Now things get slightly tricky. Don't double-click on your newly-created wrapper. That won't open it. Instead, Ctrl-click on it and choose Open. Click Install Software, then Choose Setup Executable, and navigate to the installer for your Windows app. (If you don't have an installer, choose the option to copy a folder into your Wineskin.) Let the installer run—which it will do as if it were running in Windows. Your installer will offer to set up your Windows app in a folder in Drive C:, which is actually a folder deep inside your Wineskin wrapper. Install your app as usual. The installer will act as if it were being installed on drive C: of a Windows computer.
If Wineskin prompts you to "choose executable," that means it can't figure out what the main program file is in your app; select it from the dropdown list, then select Advanced from Wineskin's menu. Click on the Test Run button and make sure that everything is working. You can make dozens of minor adjustments from the Advanced dialog if necessary, and you can choose whether to run your app full-screen or in an OS X window. If you want to give your app access to specific folders on your Mac, go to the Tools tab, click Config Utility, and specify drive letters that your Windows app will use when accessing your folders.

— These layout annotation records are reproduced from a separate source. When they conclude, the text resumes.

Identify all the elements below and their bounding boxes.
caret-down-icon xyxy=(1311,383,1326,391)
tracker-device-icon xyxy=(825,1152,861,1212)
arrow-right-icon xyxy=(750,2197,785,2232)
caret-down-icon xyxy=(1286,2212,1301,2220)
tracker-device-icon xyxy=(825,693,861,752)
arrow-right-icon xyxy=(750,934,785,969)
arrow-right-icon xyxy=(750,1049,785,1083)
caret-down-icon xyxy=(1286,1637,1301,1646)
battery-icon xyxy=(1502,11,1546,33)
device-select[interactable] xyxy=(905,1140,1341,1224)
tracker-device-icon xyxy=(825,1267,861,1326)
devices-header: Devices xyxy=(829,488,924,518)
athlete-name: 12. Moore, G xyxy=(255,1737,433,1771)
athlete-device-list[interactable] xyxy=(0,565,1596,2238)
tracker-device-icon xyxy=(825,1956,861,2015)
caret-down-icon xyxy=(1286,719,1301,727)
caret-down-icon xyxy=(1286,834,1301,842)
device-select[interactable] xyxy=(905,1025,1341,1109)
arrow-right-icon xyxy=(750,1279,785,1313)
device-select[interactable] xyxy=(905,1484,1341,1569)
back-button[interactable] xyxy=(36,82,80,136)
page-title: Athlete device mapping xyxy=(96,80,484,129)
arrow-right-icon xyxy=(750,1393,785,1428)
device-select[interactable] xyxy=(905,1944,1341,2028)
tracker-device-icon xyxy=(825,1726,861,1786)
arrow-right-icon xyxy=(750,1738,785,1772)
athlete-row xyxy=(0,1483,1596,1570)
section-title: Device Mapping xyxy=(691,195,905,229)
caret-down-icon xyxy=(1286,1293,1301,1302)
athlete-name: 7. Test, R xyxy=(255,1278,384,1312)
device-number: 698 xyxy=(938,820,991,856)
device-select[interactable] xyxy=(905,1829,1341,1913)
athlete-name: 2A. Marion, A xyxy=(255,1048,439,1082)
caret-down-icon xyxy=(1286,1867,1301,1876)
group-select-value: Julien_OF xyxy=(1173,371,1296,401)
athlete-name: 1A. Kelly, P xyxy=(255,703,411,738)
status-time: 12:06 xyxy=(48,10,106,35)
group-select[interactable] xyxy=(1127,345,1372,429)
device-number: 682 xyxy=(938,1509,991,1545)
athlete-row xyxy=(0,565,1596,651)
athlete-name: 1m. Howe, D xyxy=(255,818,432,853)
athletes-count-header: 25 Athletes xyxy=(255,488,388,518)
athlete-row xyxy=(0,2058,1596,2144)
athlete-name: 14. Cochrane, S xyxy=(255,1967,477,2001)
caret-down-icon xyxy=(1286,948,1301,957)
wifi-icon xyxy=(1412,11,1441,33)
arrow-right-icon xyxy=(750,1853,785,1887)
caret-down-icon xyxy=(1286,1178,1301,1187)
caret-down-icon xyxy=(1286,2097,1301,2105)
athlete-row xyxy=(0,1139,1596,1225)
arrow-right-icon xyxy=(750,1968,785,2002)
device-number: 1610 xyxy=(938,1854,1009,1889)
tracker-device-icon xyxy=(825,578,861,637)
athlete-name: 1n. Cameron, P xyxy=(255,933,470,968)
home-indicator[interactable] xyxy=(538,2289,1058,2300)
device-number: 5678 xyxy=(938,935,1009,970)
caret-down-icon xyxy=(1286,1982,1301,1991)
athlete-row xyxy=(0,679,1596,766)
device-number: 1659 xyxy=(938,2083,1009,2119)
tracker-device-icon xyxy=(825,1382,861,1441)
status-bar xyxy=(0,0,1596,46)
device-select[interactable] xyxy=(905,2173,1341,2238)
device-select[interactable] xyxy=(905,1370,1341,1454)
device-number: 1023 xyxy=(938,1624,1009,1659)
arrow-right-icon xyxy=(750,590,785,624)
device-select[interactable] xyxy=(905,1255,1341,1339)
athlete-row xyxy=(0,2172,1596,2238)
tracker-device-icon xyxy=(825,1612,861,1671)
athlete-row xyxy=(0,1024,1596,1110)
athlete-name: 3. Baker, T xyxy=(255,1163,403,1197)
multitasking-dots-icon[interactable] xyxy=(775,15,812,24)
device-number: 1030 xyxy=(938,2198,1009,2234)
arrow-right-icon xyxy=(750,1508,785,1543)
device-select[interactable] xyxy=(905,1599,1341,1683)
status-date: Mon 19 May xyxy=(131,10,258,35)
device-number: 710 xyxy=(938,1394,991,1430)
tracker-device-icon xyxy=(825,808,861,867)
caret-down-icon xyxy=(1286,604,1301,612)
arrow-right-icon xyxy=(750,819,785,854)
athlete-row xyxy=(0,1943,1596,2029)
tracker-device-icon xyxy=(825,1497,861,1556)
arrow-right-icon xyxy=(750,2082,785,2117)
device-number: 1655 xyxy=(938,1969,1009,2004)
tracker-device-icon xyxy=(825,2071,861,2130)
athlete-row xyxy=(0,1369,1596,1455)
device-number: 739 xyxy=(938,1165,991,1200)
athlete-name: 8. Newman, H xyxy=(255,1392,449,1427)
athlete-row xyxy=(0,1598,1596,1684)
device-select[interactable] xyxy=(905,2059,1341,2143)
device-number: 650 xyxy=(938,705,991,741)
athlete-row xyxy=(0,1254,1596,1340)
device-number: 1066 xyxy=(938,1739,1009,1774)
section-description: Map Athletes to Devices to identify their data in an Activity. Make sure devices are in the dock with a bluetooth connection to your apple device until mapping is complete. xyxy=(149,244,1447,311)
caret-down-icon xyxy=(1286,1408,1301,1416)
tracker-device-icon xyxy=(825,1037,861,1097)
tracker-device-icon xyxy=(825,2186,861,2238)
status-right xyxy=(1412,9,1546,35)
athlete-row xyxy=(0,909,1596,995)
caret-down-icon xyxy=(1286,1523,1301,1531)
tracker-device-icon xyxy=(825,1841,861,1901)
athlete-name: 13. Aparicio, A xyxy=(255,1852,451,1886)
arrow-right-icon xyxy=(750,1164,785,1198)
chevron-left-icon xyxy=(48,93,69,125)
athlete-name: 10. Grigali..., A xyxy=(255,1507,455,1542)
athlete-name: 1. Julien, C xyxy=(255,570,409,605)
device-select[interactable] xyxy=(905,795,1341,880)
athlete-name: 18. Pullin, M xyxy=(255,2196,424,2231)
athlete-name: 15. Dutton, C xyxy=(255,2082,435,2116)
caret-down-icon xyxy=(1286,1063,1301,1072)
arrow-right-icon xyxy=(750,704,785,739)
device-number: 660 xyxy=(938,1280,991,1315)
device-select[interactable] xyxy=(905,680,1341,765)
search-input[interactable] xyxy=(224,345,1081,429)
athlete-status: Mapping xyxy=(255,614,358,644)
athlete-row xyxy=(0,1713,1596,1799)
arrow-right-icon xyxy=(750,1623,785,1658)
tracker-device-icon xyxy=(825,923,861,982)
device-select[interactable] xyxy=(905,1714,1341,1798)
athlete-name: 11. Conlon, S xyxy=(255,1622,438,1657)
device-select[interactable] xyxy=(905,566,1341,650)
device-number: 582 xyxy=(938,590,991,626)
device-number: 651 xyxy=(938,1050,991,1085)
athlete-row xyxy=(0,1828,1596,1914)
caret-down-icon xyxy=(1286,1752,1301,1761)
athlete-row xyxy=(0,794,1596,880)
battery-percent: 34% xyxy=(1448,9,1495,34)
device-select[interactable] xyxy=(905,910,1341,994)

That's all there is to it. You can now drop files on your new app and open them in the Windows app. One thing to keep in mind is that instead of pressing the Alt key as you do in Windows, you'll need to press the Command key on your Mac's keyboard. You can find other hints and advice in the user forum at Urge Software's web site. And for expert users, there's a fix for the Alt-key problem here.
A Wineskin-wrapped Windows app starts up more slowly than most OS X apps, because the whole Windows-compatible framework has to load before the app itself opens, but after that, the app works at the speed you'll expect—and just as fast or faster than it does under Editors' Choice apps VMware Fusion or Parallels Desktop, and much faster than under the freeware VirtualBox or the minimalist Veertu virtualization app. Wineskin Winery is free, flexible, and ingenious, and it may be all you need to get your Windows apps running on your shiny new Mac.